Instruction Tuning
摘要
Pre-training forms the foundational stage of large language models (LLMs), primarily built on the objective of predicting the next token. While pre-training is highly effective, models immediately after this stage often struggle to adapt effectively to task-solving scenarios. To enhance their task-solving capabilities, instruction tuning or supervised fine-tuning is employed, teaching LLMs to solve tasks described in natural language instructions. This approach has proven effective in eliciting and unlocking the task-solving abilities of LLMs. This chapter provides a comprehensive introduction to instruction fine-tuning methods, covering various aspects from dataset construction to training strategies.
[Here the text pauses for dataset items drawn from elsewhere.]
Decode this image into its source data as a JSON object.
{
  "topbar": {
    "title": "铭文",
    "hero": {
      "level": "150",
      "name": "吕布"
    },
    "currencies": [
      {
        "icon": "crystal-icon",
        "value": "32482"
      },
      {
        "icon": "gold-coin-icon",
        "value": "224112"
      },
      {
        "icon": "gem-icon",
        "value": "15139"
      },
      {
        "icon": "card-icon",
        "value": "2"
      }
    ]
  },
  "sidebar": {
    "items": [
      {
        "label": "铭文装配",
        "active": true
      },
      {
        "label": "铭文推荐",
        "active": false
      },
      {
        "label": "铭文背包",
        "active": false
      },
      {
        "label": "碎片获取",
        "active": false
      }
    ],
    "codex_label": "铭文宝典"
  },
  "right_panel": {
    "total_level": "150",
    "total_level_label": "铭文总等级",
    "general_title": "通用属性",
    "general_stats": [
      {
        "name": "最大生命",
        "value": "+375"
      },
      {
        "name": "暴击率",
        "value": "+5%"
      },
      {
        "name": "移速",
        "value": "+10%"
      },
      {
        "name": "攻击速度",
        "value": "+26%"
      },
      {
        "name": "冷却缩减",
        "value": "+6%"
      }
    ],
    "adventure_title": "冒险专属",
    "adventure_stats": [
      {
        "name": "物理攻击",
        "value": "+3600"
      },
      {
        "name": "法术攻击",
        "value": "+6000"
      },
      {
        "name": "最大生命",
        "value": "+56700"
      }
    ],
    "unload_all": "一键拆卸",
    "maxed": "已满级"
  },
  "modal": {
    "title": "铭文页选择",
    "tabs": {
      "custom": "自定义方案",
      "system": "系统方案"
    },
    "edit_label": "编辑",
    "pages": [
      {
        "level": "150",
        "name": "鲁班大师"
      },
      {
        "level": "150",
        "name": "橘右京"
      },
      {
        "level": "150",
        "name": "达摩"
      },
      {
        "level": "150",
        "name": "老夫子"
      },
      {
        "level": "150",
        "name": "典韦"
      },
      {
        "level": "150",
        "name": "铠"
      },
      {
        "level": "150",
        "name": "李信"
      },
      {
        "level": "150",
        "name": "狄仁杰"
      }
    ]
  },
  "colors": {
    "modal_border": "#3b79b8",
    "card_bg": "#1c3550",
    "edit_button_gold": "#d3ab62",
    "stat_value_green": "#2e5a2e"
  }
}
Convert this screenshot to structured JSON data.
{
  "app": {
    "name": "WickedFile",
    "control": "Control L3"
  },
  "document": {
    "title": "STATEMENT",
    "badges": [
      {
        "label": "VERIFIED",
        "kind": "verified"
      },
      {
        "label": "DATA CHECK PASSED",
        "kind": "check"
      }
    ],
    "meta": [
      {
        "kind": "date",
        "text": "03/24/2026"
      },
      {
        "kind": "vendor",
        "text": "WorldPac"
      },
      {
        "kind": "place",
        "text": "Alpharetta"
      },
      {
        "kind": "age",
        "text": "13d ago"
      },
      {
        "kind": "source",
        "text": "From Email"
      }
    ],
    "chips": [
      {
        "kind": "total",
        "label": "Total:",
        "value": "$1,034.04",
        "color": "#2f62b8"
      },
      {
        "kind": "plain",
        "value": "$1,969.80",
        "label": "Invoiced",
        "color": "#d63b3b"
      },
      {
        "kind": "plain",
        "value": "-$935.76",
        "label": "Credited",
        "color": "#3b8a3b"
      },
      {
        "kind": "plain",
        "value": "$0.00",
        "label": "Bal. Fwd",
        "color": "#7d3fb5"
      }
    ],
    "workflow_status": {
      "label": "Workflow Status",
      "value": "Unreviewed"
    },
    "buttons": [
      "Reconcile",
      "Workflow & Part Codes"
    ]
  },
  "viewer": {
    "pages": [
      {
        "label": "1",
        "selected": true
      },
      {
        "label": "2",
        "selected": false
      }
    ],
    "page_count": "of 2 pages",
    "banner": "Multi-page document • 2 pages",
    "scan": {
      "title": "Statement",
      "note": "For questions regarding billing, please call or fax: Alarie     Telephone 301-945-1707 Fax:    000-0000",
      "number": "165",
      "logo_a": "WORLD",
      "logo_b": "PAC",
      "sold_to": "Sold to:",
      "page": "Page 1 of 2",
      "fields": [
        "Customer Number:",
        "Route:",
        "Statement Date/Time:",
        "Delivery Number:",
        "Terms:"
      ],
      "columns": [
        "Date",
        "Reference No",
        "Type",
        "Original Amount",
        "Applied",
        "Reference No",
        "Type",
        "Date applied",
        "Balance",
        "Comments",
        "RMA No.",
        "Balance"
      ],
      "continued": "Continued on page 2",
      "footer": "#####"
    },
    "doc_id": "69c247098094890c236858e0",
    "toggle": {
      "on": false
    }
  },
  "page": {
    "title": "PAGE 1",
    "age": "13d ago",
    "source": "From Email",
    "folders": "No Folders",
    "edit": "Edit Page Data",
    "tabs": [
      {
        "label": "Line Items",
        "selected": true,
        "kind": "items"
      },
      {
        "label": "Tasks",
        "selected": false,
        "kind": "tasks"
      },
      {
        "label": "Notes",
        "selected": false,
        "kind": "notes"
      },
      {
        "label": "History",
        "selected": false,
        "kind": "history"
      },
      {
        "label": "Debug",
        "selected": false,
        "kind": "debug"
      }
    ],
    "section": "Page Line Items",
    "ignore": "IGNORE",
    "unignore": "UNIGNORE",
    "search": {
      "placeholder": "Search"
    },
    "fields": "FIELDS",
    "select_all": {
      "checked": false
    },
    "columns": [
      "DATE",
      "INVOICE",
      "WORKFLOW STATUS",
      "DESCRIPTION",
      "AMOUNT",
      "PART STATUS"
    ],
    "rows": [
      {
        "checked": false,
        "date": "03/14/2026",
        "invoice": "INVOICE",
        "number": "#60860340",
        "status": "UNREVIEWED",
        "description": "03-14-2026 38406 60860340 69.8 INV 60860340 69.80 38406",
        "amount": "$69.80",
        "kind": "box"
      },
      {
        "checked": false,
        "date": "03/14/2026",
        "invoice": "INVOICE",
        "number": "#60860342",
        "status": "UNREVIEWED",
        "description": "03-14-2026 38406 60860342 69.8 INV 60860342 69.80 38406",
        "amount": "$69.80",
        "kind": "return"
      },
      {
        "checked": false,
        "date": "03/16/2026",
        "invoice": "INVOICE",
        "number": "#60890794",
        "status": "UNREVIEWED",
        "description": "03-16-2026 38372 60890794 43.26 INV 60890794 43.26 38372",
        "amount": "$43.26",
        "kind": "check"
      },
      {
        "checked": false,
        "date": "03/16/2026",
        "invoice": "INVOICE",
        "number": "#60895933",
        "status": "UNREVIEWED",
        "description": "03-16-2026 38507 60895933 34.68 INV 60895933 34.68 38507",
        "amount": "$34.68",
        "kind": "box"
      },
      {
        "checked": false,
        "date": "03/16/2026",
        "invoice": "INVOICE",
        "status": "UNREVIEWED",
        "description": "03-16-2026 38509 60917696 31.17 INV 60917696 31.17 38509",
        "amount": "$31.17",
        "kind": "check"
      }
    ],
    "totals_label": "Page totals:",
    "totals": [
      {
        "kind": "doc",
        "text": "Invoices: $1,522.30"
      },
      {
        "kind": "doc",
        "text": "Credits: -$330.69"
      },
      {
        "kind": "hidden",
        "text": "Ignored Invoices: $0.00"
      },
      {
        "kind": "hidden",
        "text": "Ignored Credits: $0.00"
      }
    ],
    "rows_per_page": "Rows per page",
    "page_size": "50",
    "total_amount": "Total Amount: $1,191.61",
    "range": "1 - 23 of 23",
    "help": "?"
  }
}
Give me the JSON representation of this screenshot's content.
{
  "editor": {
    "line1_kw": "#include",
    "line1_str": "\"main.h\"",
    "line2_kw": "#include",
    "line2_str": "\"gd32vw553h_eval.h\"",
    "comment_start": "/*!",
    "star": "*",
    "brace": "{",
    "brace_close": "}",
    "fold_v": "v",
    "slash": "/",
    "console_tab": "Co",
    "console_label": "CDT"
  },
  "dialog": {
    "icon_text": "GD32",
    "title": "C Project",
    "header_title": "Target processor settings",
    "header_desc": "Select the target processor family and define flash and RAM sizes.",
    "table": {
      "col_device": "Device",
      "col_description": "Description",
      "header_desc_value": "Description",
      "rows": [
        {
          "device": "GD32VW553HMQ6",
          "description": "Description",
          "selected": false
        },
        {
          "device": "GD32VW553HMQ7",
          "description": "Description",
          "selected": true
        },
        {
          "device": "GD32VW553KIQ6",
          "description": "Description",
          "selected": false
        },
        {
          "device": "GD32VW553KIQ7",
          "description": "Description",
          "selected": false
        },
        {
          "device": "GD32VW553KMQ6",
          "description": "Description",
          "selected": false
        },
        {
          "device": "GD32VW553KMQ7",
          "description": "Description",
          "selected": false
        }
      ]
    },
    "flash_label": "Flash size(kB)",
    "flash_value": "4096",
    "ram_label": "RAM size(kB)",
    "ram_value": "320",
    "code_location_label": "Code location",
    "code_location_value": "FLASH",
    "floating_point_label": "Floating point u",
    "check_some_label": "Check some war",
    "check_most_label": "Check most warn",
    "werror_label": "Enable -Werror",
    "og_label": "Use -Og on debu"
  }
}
We begin by exploring methods for constructing instruction datasets, including the adaptation of existing datasets and the synthesis of high-quality data. We also discuss key factors in instruction data construction and their impact on model performance. Next, we examine typical training strategies for improving instruction tuning, such as optimization settings and data organization. Additionally, we provide an overview of parameter-efficient fine-tuning methods, particularly in low-resource scenarios, with a focus on the widely used lightweight fine-tuning technique, LoRA (Low-Rank Adaptation). We also briefly introduce several variants of parameter-efficient fine-tuning. Finally, we present code implementations and conduct an empirical study to analyze the effects of different instruction datasets.